The result was described as 'on the screws', a market term meaning the final auction yield was exactly what was expected in the moments leading up to it. In a tense market worried about high inflation and rising interest rates, a predictable, neutral outcome is a sign of stability. It suggests that despite the headwinds, the market was able to correctly price the new bonds and find enough buyers without any last-minute drama.
So, what created this tense environment? The primary cause was inflation. The latest Consumer Price Index (CPI) report for April showed prices rising faster than anticipated. When inflation is high, the fixed payments from a bond become less valuable over time. To compensate for this risk, investors demand higher yields, which means bond prices fall. This inflation data directly pushed bond yields toward their highest levels in the current cycle.
Secondly, global factors added to the pressure. The U.S. isn't the only country dealing with these issues. In Japan, for example, long-term bond yields have surged to multi-decade highs. When yields rise globally, it creates more competition for investors' capital. Global investors who might typically buy U.S. bonds now have other attractive options, or they simply demand a better price (higher yield) to invest in U.S. debt.

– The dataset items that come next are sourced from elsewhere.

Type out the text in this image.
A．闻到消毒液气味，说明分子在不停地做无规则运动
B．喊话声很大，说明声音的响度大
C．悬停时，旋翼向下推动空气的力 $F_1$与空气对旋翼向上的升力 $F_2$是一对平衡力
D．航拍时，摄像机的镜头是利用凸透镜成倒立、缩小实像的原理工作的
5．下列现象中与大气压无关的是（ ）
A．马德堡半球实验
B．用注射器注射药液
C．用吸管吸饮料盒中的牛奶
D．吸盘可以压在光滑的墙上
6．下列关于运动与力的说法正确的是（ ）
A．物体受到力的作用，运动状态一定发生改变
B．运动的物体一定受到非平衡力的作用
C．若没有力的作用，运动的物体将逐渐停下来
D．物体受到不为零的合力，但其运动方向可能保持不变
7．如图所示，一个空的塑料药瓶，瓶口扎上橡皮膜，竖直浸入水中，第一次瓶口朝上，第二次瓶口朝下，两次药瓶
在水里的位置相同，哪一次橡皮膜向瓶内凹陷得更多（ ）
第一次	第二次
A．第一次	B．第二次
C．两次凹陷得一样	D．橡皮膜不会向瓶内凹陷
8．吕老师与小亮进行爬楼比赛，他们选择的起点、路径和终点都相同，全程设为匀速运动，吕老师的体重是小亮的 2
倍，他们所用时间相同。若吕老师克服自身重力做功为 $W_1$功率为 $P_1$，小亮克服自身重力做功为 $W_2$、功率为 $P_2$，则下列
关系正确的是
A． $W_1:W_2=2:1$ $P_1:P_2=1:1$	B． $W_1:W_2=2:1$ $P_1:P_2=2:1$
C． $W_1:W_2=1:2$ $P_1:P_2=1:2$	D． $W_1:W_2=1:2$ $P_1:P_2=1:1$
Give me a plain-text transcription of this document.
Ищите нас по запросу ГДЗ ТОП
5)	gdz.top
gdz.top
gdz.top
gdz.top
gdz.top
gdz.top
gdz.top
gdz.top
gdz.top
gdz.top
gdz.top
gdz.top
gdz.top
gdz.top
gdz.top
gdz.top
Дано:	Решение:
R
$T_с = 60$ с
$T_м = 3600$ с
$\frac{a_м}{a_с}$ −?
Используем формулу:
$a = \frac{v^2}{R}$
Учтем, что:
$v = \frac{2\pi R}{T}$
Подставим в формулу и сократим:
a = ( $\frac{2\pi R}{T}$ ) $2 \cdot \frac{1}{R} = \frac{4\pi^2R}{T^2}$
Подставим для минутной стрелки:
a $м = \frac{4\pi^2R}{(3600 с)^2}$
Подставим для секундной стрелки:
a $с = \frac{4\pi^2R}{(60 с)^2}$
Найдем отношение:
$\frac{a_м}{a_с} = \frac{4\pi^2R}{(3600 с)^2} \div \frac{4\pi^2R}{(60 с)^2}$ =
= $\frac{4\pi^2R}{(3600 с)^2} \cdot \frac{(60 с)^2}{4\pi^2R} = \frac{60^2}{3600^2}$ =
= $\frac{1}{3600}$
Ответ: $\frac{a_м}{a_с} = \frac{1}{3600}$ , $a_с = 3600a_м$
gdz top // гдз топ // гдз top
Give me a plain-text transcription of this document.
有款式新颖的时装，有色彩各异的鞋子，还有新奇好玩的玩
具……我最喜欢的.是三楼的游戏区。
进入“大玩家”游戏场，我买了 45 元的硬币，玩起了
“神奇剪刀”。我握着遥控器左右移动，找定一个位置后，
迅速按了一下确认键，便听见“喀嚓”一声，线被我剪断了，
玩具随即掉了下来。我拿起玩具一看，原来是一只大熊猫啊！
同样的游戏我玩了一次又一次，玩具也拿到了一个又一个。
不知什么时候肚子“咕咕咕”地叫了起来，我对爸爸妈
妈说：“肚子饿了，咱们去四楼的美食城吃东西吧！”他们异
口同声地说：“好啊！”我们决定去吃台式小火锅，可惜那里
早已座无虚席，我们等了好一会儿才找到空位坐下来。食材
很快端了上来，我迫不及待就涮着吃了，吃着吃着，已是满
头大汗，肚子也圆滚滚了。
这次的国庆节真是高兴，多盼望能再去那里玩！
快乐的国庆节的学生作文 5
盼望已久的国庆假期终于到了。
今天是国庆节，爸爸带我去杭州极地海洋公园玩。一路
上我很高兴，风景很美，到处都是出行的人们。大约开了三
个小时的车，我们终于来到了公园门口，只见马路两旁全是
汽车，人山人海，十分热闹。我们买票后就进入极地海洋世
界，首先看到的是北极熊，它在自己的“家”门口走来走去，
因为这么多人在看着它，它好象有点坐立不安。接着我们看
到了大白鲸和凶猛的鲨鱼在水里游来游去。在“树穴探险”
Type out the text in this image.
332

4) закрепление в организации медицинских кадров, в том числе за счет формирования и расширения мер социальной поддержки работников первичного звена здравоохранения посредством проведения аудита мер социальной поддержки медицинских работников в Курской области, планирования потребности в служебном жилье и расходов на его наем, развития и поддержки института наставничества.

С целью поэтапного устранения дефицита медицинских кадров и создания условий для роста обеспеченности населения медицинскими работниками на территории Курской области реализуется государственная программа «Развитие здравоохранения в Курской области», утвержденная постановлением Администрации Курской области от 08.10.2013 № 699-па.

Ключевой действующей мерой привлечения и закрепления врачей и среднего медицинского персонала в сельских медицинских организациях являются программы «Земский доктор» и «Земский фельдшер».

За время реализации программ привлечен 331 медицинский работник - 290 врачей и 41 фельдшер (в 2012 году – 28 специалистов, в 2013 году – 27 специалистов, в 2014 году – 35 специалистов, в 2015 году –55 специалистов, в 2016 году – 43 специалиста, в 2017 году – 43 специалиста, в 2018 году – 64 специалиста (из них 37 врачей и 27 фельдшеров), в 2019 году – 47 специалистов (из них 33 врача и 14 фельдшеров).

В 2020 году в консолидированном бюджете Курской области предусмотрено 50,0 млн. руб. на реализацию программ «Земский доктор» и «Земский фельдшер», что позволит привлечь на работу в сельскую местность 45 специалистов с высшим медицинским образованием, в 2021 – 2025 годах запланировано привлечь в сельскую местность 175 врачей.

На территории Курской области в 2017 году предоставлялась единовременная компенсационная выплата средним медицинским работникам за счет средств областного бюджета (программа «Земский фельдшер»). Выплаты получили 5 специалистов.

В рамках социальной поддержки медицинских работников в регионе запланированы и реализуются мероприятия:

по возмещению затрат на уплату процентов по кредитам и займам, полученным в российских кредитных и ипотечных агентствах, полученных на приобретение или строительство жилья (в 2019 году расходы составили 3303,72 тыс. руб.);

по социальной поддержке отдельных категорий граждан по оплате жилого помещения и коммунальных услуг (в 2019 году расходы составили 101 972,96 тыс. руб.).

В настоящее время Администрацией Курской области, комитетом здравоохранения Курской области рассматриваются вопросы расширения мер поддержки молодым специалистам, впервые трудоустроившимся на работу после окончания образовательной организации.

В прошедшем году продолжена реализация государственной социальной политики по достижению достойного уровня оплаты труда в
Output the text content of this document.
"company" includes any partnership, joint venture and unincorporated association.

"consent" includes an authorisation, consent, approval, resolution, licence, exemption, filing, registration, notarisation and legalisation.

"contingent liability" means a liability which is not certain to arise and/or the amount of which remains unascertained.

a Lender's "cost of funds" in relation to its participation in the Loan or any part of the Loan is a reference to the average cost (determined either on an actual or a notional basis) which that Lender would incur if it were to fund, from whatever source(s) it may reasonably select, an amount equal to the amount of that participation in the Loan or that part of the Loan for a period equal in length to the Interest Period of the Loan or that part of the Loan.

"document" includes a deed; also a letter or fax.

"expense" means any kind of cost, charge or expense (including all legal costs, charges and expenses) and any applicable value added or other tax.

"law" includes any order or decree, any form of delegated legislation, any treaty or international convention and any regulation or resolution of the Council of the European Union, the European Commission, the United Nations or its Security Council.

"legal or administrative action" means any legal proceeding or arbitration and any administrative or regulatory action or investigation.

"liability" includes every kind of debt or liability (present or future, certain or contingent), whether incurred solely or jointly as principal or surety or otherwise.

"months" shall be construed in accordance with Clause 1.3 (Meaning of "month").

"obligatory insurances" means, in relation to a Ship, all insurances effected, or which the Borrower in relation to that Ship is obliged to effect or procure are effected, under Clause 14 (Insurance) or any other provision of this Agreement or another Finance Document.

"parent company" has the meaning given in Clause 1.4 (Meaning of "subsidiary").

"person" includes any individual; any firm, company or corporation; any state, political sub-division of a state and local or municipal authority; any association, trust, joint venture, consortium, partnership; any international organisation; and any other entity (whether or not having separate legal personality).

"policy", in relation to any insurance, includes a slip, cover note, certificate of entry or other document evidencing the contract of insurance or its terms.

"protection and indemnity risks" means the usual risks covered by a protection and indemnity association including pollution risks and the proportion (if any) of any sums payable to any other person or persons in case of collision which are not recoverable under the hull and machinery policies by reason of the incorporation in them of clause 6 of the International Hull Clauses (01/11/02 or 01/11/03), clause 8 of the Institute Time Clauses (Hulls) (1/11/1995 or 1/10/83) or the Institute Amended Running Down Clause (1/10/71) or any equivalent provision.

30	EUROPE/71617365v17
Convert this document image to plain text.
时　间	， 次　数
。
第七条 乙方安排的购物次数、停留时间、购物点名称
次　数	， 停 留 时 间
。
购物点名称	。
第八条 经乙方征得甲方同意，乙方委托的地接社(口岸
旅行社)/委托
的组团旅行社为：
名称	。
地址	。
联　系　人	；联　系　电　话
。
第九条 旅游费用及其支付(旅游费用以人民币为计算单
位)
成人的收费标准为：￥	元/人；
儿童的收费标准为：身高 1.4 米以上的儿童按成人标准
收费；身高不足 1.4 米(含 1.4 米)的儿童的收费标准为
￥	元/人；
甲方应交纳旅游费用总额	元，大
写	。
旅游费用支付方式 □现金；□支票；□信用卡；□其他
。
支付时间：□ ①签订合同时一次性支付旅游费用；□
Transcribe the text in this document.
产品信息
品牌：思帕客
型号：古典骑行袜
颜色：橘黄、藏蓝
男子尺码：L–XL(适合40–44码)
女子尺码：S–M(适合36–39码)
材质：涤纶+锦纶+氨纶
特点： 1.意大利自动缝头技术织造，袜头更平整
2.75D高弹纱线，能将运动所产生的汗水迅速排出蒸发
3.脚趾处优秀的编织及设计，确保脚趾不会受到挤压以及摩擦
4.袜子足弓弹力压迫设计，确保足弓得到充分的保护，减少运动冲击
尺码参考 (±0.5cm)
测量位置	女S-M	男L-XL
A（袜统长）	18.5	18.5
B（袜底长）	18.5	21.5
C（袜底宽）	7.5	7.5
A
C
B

This leads us to why the auction was smooth despite these challenges. In the days before the auction, the 20-year bond yield had already climbed significantly in response to the inflation and global pressures. This pre-auction rise is known as a 'concession'. By the time the auction occurred, the yield was already high enough to be attractive to buyers, effectively pricing in all the known risks. The market did its job, absorbing a large amount of new debt at a fair price, signaling that for now, demand for U.S. debt remains solid even at these higher interest rates.
- Term Premium: The extra yield investors demand to compensate for the risks of holding a long-term bond compared to a series of short-term bonds. These risks include unexpected inflation or changes in interest rates.
- Concession: The increase in a bond's yield (and decrease in its price) in the trading days just before an auction. This happens as the market makes room for the new supply, making it more attractive to potential bidders.
- On the Screws: A slang term for a Treasury auction where the highest accepted yield is identical to the prevailing market yield at the auction deadline. It signifies a neutral, well-priced auction—not particularly strong or weak.